Sophie Létourneau est née en 1980 à Lévis. Écrivaine et professeure de littérature à l’Université Laval, à Québec, elle s’intéresse aux écritures du réel. Elle a publié Polaroïds, Chanson française et L’été 95. Chasse à l’homme est son premier livre à paraître à La Peuplade.
Comment s’est déroulée la création de ce livre ?
J’ai consulté une voyante pour qu’elle me dise ce que je ferais après mes longues études en littérature. Elle m’a surtout parlé de l’homme de ma vie. Plutôt que d’attendre, je me suis lancée à sa poursuite. J’ai mis six ans à le trouver, puis six autres années à écrire Chasse à l’homme.
Que souhaitez-vous que les lecteurs retiennent de votre livre ?
Chasse à l’homme est une histoire d’amour et l’histoire de mon amour de la littérature.
Au-dessus de ma table de travail, j’ai collé un carton rose sur lequel j’avais écrit : « merveille par-dessus merveille par-dessus merveille ». Cette étoile du berger, c’est l’effet que je voulais provoquer à la lecture : un éblouissement comme devant un feu d’artifice, une jubilation comme sous une pluie de confettis. Je voulais que le lecteur ou la lectrice découvre dans chaque fragment une pépite. Ce que je voudrais que l’on retienne du livre, c’est cette effervescence. Mais aussi : que le réel scintille pour qui sait regarder.
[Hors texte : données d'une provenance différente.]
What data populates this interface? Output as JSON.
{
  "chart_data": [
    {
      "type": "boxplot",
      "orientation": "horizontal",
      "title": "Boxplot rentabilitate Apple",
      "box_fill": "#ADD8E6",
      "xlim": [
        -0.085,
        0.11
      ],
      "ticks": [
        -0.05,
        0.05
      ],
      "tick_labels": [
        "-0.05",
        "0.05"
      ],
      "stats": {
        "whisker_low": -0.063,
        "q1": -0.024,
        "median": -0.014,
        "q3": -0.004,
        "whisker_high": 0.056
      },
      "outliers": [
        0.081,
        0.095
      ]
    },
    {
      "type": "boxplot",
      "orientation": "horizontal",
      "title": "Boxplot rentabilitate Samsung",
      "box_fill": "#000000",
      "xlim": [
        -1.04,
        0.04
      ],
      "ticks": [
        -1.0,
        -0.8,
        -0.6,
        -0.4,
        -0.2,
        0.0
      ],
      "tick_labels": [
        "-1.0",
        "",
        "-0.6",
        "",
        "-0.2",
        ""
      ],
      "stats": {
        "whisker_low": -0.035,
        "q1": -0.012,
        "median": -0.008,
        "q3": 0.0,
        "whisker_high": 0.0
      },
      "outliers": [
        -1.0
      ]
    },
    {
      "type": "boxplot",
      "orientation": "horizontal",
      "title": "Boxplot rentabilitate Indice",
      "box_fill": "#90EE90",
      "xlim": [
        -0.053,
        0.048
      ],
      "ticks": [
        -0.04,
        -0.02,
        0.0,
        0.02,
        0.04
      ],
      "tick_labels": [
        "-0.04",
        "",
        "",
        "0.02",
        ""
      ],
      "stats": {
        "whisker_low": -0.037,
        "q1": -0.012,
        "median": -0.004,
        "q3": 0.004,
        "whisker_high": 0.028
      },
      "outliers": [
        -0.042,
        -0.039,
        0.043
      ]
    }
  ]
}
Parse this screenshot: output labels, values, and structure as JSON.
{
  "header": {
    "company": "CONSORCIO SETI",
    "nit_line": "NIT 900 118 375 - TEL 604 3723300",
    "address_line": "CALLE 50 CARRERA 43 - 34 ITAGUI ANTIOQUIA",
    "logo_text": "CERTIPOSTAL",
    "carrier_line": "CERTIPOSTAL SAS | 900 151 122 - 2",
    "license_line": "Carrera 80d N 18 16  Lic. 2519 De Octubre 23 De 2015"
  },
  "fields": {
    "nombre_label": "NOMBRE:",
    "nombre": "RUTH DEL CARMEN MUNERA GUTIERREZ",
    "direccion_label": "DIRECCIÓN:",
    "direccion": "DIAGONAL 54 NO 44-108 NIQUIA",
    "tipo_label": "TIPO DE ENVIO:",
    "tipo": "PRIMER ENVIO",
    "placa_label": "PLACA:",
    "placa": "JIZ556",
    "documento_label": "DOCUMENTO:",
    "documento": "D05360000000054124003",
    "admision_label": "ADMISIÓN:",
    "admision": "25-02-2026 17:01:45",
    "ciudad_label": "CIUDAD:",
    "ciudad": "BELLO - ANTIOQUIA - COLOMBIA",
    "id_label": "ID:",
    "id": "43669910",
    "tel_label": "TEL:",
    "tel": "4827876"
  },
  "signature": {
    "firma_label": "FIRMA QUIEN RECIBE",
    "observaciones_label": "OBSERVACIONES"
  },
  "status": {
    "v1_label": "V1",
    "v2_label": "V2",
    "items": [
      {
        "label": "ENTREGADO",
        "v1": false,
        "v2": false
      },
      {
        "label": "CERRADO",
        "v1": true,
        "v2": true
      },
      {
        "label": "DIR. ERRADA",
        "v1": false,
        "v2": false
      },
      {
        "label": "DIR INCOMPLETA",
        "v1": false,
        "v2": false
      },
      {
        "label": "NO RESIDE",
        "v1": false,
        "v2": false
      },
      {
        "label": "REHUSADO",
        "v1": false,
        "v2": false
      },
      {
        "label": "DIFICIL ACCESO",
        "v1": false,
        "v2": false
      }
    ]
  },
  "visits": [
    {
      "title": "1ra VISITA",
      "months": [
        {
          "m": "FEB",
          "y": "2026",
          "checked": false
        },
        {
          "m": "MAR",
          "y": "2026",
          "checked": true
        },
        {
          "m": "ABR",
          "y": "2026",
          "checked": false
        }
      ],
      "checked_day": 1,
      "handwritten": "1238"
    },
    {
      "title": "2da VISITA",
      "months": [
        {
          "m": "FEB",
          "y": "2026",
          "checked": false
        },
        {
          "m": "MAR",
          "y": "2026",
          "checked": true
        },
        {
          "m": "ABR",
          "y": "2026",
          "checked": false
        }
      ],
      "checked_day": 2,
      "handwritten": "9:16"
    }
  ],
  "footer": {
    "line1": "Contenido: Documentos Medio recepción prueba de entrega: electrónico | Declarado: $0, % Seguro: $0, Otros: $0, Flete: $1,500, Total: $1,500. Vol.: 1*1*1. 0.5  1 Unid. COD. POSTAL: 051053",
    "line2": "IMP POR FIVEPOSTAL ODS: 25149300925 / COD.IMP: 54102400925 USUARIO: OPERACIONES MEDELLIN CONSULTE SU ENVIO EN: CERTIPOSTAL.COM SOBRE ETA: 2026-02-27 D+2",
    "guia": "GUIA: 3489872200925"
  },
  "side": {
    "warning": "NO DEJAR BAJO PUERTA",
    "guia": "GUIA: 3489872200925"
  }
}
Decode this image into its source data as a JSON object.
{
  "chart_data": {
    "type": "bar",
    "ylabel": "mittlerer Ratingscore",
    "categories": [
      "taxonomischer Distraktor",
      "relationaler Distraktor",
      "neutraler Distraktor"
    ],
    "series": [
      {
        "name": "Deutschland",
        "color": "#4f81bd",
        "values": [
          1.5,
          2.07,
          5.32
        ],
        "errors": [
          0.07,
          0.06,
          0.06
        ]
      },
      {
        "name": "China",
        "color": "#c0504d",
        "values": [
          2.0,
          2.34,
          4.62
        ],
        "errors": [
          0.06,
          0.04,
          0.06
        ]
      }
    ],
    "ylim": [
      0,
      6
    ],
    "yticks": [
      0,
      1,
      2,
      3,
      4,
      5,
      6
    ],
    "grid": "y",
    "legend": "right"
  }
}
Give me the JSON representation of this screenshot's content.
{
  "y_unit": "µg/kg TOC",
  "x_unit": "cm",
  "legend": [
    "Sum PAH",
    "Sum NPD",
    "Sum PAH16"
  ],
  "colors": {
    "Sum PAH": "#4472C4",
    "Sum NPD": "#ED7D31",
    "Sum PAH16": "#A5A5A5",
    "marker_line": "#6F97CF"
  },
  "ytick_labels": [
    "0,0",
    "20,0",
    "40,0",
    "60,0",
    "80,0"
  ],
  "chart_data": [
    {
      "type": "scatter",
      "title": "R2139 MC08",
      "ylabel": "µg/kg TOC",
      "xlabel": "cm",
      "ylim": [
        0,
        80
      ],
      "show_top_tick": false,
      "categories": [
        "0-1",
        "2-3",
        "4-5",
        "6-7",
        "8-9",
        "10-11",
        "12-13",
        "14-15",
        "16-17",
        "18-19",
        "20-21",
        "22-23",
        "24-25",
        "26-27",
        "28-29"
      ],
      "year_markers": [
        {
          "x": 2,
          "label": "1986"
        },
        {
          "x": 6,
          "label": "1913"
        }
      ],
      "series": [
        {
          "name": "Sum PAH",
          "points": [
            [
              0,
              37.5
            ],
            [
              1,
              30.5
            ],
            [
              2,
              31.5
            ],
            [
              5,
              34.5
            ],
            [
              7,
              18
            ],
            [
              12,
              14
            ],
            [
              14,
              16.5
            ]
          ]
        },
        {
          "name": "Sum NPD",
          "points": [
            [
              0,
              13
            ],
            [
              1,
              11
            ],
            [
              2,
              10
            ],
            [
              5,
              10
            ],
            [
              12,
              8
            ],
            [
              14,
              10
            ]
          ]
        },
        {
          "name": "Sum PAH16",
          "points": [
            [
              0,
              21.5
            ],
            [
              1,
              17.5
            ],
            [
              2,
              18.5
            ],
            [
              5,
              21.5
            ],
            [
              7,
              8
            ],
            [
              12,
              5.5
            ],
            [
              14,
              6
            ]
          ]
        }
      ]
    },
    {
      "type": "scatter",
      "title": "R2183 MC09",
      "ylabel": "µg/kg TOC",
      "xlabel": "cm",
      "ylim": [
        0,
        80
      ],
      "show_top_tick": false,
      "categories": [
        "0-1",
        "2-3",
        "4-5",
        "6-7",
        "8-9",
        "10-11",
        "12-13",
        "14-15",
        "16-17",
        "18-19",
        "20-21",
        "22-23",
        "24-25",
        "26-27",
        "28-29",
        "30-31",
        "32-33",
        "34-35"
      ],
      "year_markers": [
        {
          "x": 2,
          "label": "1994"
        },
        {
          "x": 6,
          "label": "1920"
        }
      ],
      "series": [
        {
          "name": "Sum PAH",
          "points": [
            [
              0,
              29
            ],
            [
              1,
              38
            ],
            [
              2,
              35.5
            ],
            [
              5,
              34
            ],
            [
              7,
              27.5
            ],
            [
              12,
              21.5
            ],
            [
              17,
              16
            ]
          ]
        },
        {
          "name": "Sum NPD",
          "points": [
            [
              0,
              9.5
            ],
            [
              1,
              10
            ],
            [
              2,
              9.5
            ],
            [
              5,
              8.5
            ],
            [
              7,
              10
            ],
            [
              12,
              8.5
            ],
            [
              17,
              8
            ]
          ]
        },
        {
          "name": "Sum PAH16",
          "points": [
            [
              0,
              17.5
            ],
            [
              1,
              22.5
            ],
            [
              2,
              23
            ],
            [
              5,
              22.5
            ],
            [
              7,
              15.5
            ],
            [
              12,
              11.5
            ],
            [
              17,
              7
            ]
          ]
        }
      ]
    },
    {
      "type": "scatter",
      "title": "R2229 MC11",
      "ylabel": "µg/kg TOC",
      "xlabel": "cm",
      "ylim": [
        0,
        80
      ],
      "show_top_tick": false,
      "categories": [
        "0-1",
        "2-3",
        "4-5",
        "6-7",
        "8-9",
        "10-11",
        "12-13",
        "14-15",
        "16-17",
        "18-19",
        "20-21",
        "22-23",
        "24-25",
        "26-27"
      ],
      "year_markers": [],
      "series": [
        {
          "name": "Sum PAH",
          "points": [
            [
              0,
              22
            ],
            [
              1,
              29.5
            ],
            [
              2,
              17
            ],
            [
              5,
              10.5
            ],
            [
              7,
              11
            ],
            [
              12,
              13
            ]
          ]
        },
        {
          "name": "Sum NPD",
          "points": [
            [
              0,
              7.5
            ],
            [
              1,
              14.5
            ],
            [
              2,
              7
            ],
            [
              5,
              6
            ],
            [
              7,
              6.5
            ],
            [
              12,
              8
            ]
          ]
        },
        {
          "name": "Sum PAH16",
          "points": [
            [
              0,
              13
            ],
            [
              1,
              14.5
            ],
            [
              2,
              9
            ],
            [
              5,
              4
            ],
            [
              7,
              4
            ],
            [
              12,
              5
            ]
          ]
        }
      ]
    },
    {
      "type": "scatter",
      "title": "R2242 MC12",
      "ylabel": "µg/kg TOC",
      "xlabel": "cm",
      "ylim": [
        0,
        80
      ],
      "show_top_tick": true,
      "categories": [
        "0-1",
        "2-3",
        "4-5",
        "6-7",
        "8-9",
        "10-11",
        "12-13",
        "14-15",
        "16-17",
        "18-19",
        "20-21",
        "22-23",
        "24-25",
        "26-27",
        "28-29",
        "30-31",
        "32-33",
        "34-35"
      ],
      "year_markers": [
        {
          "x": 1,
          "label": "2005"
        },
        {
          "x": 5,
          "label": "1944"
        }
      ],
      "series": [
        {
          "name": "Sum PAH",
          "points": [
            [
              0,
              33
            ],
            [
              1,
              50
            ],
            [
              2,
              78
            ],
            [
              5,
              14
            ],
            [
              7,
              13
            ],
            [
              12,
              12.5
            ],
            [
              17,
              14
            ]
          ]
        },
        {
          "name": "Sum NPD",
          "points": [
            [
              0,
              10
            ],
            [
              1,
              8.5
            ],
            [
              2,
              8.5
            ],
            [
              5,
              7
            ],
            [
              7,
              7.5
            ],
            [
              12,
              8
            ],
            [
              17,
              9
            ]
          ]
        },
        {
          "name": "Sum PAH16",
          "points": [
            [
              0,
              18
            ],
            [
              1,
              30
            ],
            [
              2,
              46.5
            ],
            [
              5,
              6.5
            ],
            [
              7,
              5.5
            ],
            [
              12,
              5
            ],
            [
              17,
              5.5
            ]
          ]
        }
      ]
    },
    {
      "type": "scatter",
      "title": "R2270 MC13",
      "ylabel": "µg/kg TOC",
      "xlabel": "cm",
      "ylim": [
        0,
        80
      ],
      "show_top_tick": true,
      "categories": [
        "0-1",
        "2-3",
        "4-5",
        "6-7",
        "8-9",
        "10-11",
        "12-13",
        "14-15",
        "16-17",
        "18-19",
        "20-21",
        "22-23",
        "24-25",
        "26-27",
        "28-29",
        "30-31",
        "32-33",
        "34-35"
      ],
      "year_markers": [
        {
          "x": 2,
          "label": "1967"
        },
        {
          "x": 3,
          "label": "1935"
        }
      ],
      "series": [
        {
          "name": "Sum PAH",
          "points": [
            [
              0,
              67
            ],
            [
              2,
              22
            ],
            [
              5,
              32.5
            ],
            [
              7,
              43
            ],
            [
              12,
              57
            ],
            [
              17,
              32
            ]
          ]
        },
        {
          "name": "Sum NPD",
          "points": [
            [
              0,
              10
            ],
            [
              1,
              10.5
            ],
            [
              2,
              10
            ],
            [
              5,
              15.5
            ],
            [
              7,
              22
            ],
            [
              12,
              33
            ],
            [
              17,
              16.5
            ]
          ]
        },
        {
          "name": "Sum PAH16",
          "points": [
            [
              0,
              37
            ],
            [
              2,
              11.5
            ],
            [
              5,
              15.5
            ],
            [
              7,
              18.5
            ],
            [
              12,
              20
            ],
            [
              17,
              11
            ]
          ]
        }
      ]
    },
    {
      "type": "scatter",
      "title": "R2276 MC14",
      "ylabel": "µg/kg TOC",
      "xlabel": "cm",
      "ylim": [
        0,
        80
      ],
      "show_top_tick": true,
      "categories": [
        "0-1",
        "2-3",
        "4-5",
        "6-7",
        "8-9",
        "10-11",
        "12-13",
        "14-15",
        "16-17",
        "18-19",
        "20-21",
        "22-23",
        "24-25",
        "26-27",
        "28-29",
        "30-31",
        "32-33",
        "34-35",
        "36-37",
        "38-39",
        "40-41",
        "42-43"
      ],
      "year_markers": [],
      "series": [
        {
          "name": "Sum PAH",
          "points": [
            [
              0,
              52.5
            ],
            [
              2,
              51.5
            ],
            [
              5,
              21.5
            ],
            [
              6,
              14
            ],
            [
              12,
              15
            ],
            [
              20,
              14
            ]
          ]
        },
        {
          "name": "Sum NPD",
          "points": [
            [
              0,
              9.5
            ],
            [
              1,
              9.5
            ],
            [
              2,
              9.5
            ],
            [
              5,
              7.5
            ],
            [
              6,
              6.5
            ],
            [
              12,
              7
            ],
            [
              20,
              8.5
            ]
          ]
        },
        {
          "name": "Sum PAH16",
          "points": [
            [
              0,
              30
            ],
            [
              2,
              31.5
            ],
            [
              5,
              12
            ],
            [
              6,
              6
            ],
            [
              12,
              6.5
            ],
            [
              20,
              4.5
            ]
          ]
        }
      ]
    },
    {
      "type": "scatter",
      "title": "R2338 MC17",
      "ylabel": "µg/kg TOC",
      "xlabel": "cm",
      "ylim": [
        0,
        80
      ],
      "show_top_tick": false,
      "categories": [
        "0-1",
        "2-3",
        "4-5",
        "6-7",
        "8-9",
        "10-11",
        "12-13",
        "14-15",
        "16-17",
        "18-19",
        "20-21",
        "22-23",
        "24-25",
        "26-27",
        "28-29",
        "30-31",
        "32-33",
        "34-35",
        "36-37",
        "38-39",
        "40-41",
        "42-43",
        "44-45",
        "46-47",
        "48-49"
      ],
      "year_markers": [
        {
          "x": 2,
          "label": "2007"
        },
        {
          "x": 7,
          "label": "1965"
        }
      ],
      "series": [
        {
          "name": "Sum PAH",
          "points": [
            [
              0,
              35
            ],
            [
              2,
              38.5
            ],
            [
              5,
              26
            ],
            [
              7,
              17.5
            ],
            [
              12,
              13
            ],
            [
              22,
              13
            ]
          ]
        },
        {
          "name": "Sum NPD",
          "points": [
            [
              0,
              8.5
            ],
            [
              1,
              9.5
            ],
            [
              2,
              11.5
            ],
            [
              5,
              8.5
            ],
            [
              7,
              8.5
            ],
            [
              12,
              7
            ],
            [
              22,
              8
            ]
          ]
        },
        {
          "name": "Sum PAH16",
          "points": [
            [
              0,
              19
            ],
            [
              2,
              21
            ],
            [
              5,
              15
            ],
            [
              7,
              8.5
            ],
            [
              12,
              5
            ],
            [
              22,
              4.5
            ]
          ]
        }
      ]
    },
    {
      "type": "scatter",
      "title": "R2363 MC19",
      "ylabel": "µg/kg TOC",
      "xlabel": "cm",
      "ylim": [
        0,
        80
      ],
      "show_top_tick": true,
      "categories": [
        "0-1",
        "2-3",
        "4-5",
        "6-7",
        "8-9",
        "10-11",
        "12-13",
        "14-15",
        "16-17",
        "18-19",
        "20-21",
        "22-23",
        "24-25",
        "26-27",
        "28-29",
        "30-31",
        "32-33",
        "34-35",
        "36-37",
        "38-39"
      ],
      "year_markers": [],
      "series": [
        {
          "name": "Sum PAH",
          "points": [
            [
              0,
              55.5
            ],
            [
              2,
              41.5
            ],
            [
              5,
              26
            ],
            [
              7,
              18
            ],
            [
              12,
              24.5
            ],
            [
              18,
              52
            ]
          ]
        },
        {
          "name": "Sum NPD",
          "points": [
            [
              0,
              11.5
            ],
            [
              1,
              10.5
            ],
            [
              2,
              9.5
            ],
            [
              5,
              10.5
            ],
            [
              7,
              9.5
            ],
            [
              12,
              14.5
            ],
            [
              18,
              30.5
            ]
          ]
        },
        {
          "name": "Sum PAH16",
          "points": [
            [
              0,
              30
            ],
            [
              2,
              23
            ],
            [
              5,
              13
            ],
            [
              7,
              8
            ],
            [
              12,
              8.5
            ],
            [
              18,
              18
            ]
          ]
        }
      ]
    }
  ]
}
Quel message vouliez-vous faire passer ?
Il y a dans Chasse à l’homme une réflexion qui suit plusieurs filons, à commencer par le fait que les filles ont raison de vouloir qu’on les aime. Mais le « message » (si tant est) qu’il m’importait le plus de faire passer, c’est que les mots sont puissants, magiques comme on le dit des formules, et que les histoires qu’on se raconte donnent forme à notre réalité. Je voudrais que ceux et celles qui ont lu le livre sachent qu’on est l’auteur ou l’autrice de sa vie. Ce qui n’empêche pas l’inverse d’être aussi vrai : il est difficile, voire impossible d’attraper le réel et de le coucher sur papier comme on le ferait d’un adversaire après une joute. Le réel est une licorne, une bête fabuleuse qui s’enfuit après qu’on eut croisé ses yeux.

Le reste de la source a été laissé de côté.